Конечно, не особенно приятна мысль, что Фрицхен Беньямин сидит в "Колумбии" или в каком-нибудь другом, таком же страшном застенке. Для слабого человека с еврейской внешностью это не санаторий. Но Фрицхену следовало заранее быть готовым к тому, что его бессмысленные, истеричные подстрекательские статьи до добра не доведут. Кто разрешает себе удовольствие нападать на власть, кто непременно хочет разыгрывать из себя пророка и проповедовать, что волку следует пастись рядом с овцой, тот в наше время подвергает себя определенному риску. Впрочем, и в библии, кажется, какого-то пророка перепилили пополам или укокошили каким-то другим способом. Исайю как будто. Зато его проповеди читаются и поныне. Мои статьи через две тысячи семьсот лет вряд ли будут читаться. Но, насколько человеку дано предвидеть, меня не перепилят.
Не странно ли, что человек, который разоблачил во всех деталях столько политических убийств, сам попался в такую грубую ловушку? Какой-то трагикомический анекдот. Эти умники, как дойдет до дела, нередко оказываются в дураках.
В Германии я часто встречался с Фрицхеном и, если память мне не изменяет, изрядно флиртовал с его женой. Не Ильзой ли ее звали? Прелестная женщина, и на взгляд и на ощупь. Пожалуй, многовато снобизма, но кто этим не грешил? Даже я иногда. Как бы я вел себя, если бы она пришла ко мне с просьбой похлопотать за Фрицхена? Случись нечто подобное лет двадцать назад, я попытался бы ее соблазнить и вообразил бы себя этакой фигурой Ренессанса. Из "Тоски". Какими желторотыми мы были двадцать лет назад.

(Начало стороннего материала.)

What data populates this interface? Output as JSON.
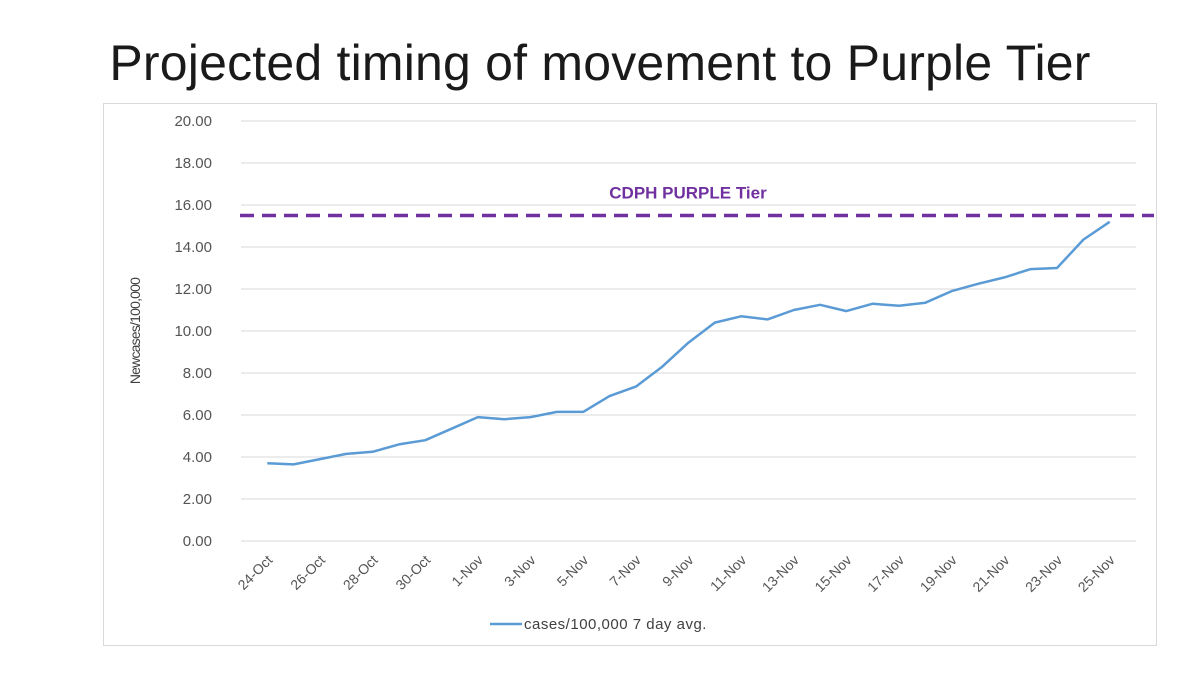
{
  "slide": {
    "title": "Projected timing of movement to Purple Tier"
  },
  "colors": {
    "series": "#5b9bd5",
    "threshold": "#7030a0",
    "grid": "#d9d9d9"
  },
  "chart_data": {
    "type": "line",
    "title": "",
    "xlabel": "",
    "ylabel": "Newcases/100,000",
    "ylim": [
      0,
      20
    ],
    "y_ticks": [
      "0.00",
      "2.00",
      "4.00",
      "6.00",
      "8.00",
      "10.00",
      "12.00",
      "14.00",
      "16.00",
      "18.00",
      "20.00"
    ],
    "grid": true,
    "legend_position": "bottom",
    "x_tick_labels": [
      "24-Oct",
      "26-Oct",
      "28-Oct",
      "30-Oct",
      "1-Nov",
      "3-Nov",
      "5-Nov",
      "7-Nov",
      "9-Nov",
      "11-Nov",
      "13-Nov",
      "15-Nov",
      "17-Nov",
      "19-Nov",
      "21-Nov",
      "23-Nov",
      "25-Nov"
    ],
    "x": [
      "24-Oct",
      "25-Oct",
      "26-Oct",
      "27-Oct",
      "28-Oct",
      "29-Oct",
      "30-Oct",
      "31-Oct",
      "1-Nov",
      "2-Nov",
      "3-Nov",
      "4-Nov",
      "5-Nov",
      "6-Nov",
      "7-Nov",
      "8-Nov",
      "9-Nov",
      "10-Nov",
      "11-Nov",
      "12-Nov",
      "13-Nov",
      "14-Nov",
      "15-Nov",
      "16-Nov",
      "17-Nov",
      "18-Nov",
      "19-Nov",
      "20-Nov",
      "21-Nov",
      "22-Nov",
      "23-Nov",
      "24-Nov",
      "25-Nov"
    ],
    "series": [
      {
        "name": "cases/100,000 7 day avg.",
        "values": [
          3.7,
          3.65,
          3.9,
          4.15,
          4.25,
          4.6,
          4.8,
          5.35,
          5.9,
          5.8,
          5.9,
          6.15,
          6.15,
          6.9,
          7.35,
          8.3,
          9.45,
          10.4,
          10.7,
          10.55,
          11.0,
          11.25,
          10.95,
          11.3,
          11.2,
          11.35,
          11.9,
          12.25,
          12.55,
          12.95,
          13.0,
          14.35,
          15.2
        ]
      }
    ],
    "reference_line": {
      "label": "CDPH PURPLE Tier",
      "value": 15.5
    }
  }
}
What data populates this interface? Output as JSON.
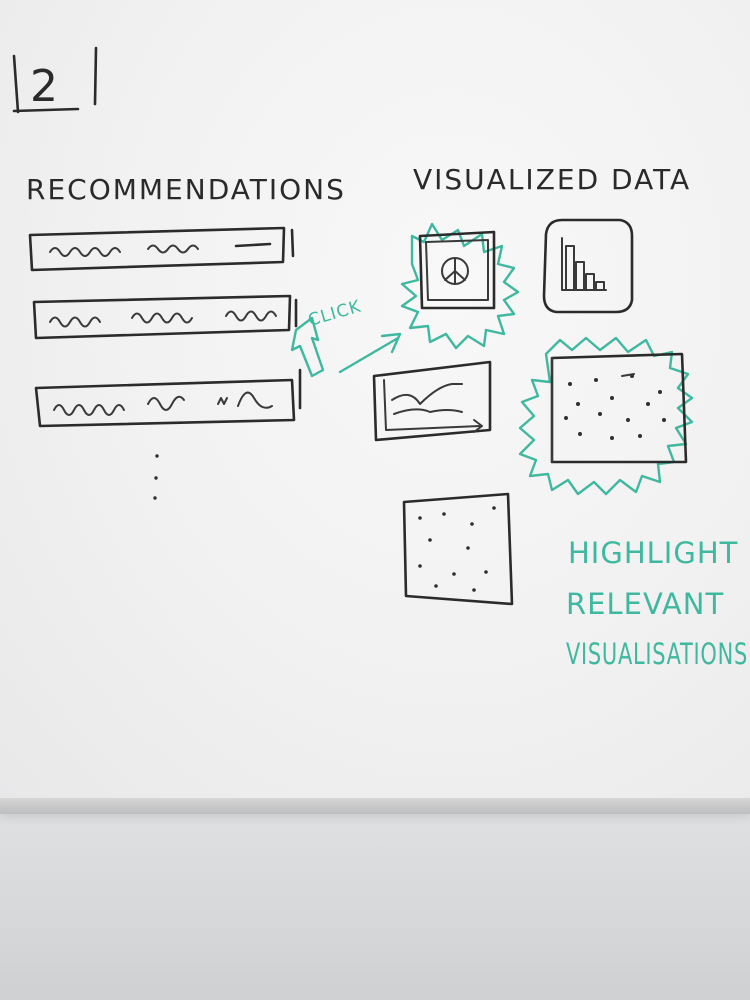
{
  "board": {
    "sketch_number": "2",
    "left_heading": "RECOMMENDATIONS",
    "right_heading": "VISUALIZED DATA",
    "click_label": "CLICK",
    "highlight_note": [
      "HIGHLIGHT",
      "RELEVANT",
      "VISUALISATIONS"
    ]
  },
  "colors": {
    "black_marker": "#2b2b2b",
    "teal_marker": "#3fb8a0",
    "board": "#f3f3f3"
  },
  "icons": [
    "pie-chart-icon",
    "bar-chart-icon",
    "line-chart-icon",
    "scatter-plot-icon",
    "arrow-icon"
  ]
}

Эрих Визенер потягивается, блаженно наслаждается теплом постели, видом города Парижа. В свои сорок семь лет он достиг многого. Его родители порадовались бы, глядя на него.
Он косится на столик, где лежат "Парижские новости" со статьей Траутвейна. Он широко улыбается, его удовлетворение сдобрено беззлобной, почти благодушной иронией. Франц Гейльбрун - его старый друг, враг и коллега. До прихода Гитлера к власти, вероятно, пять-шесть немецких журналистов пользовались известностью за пределами Германии. Гейльбрун принадлежал к их числу. Из них только он, Визенер, имеет теперь возможность писать в германских газетах, всем прочим остаются лишь их "ПН". Какой убогий вид имеют эти "Парижские новости" - хуже любого захолустного листка. Горемыки они, все эти Гейльбруны и Кo. Шум, который они поднимают, обратно пропорционален их влиянию. Они пишут для горсточки бессильных нищих эмигрантов; как бы ловко и эффектно они ни подавали и ни комментировали свой материал, он дойдет в лучшем случае до сорока или пятидесяти тысяч читателей. Он, Визенер, пишет для тридцати или сорока миллионов. Он пожимает плечами, улыбается. Так человек, сидящий в роллс-ройсе, смотрит на людей, которые собираются обогнать его в старой, отжившей свой век колымаге.
Они называют его ренегатом, резиновой душой. Чепуха. Его "Вестдейче цейтунг" во времена Веймарской республики была демократическим органом, спору нет. Но эти господа смогли бы процитировать из его прежних статей не много такого, от чего ему сейчас пришлось бы отмежеваться. Как ни тонко, если угодно, по-снобистски, он писал, силу он всегда чтил по внутреннему убеждению. Он чуял, на чьей стороне сила, и тогда как другие видели в национал-социалистах только смешное, он с самого начала сквозь это смешное разглядел силу. Вот почему те докатились до "ПН", а он занимает лучший редакторский пост в империи.